Profesional de enseñanza primaria. Docente en contextos de encierro. Representante docente JCyD. Directora jubilada.

Es verdad que los clásicos constituyen el mayor tesoro de la literatura, pero también es cierto que no son los únicos que dejan huellas en los lectores.

El ejercicio de la libertad de estos debe encontrarse basada en el interés auténtico y no tan solo en el prestigio histórico. La buena literatura revela por si sola, no importa la época de la cual proviene. Así uno puede tener la cabeza plagada de teorías literarias, pero leer a David Foster Wallace (Estados Unidos, 1962; Estados Unidos, 2008) corre el eje de lo que conocemos como convencional.

Creció en una casa llena de libros, su madre era Profesora de Letras y su padre de Filosofía. En un principio las Matemáticas y la Lógica fueron su mayor pasión. El tiempo de las letras y los relatos atípicos vendrían en un futuro cercano.

“La broma infinita” es su segunda obra (“La escoba del sistema” 1987, fue la primera), pero fue la que marcó el pulso de su literatura. No es fácil leerla si antes no se cuenta con un bagaje lector un tanto acompasado y sólido. Tampoco resulta cómodo hacer una síntesis de esta obra enrevesada. Transitarla es un acto de disciplina y esfuerzo, no por su complejidad, sí por su culto a la aflicción constante y casi crónica. Muestra la crudeza de los comportamientos de la sociedad norteamericana, que aunque repleta de un caudal importante de bienes reconoce que flota en el descontento y la desilusión. Parece que solo con lo material no alcanza.

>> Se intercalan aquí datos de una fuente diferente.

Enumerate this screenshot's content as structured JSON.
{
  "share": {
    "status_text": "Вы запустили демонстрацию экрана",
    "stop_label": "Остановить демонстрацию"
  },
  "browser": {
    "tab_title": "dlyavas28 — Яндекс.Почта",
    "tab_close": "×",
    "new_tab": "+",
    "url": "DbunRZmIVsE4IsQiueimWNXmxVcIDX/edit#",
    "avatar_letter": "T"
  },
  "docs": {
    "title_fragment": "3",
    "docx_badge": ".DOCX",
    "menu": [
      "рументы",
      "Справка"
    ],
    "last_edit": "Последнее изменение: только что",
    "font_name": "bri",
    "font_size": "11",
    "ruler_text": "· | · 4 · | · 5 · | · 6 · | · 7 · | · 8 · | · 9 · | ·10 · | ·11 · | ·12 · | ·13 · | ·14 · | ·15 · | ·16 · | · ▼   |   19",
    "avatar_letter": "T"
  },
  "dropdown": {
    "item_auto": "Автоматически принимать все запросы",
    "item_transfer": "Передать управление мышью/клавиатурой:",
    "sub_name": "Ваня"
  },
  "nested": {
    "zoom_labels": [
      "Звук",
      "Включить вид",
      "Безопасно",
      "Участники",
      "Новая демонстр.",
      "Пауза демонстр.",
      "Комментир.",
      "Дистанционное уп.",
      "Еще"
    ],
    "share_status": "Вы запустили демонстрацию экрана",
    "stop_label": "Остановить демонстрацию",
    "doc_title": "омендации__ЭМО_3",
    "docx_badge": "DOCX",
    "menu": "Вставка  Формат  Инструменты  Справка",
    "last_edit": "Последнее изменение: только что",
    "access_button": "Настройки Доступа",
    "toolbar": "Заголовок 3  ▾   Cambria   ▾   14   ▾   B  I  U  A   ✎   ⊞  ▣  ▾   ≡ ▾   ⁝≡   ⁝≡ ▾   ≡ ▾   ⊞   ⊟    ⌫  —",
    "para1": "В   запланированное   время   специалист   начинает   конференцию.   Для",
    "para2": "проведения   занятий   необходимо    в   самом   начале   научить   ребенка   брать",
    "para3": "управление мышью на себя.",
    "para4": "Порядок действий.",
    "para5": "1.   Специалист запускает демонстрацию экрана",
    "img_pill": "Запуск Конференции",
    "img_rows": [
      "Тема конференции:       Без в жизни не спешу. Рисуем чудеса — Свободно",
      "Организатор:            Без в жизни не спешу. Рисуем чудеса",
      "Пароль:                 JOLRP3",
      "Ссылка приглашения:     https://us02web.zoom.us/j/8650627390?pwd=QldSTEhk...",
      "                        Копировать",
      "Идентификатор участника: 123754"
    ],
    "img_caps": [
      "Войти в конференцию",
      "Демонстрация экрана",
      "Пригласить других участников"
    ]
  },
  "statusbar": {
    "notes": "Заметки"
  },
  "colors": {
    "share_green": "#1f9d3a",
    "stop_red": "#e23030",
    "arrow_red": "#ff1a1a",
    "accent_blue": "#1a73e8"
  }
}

En esas doscientas páginas se suceden infinidad de personajes que vagan entre la Academia de Tenis (Academia Enfield de Tenis) y un Centro de Recuperación de las adicciones (Clínica de Desintoxicación Ennet). Las situaciones a veces son trágicas y otras tragicómicas. Todos los personajes son importantes, sabemos todo y más de cada uno de ellos. El detalle hace que se resalten las diferencias y se recreen las similitudes. Esta obra (con más de cuatrocientas notas al pie de página) hace que el lector salte de una página a otra en un intento por aclarar historias que van y vienen. Encontrar un acompañante de la lectura de Wallace de carácter activo y en formación era la mayor ambición del autor. Así es estrictamente necesario andar por un laberinto de historias en sus páginas, las cuales buscan un camino probable.

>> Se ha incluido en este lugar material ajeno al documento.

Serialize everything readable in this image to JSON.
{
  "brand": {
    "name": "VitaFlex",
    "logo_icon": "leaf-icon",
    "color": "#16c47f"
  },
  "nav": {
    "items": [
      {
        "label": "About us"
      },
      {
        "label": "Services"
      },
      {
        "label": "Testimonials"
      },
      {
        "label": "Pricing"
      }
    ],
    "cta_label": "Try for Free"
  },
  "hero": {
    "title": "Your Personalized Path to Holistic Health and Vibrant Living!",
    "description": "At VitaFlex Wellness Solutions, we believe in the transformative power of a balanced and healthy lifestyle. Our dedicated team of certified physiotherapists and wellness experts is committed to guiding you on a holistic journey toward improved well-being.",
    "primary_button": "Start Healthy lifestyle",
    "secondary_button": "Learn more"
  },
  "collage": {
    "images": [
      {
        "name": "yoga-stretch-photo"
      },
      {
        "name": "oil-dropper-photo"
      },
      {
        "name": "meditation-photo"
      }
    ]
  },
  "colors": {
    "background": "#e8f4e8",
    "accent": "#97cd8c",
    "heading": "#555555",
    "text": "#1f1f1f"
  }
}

“Extinción “(2004) es el último libro de Wallace, el cual cuenta con ocho relatos narrados en primera persona (como casi toda la obra de este autor) donde el inconformismo, la pesadumbre, la apatía se apoderan de los personajes y saltan del libro. Eso queda demostrado en el cuento “El canal del sufrimiento”. Allí una cadena de televisión emite durante todo el día escenas de tormento físico y psicológico. Entre los puestos de poder se dan discusiones ridículas y crueles de programación en el afán de mejorar el rating. Mostrar lo peor nos convertirá en el canal más visto, así la empresa crece.

Claro que “Encarnaciones de niños quemados” llega como un remolino de pena ante el sufrimiento de un niño el cual ha padecido un accidente doméstico y sus padres lo llevan al hospital. En él dice: “Si nunca han llorado ustedes y quieren llorar, tengan un hijo”. Un cuento casi anticonceptivo.

El 12 de septiembre de 2008, a los cuarenta y seis años Wallace terminó con su vida. Así se creó un mito alrededor de él y su literatura. Se convirtió en un escritor de culto. Deambuló siempre por la cornisa que lo llevaba a la depresión, las adicciones, las fobias y la ansiedad. Sus personajes también padecían estos males y pocas veces alcanzaron el tan ansiado “estado de bienestar”.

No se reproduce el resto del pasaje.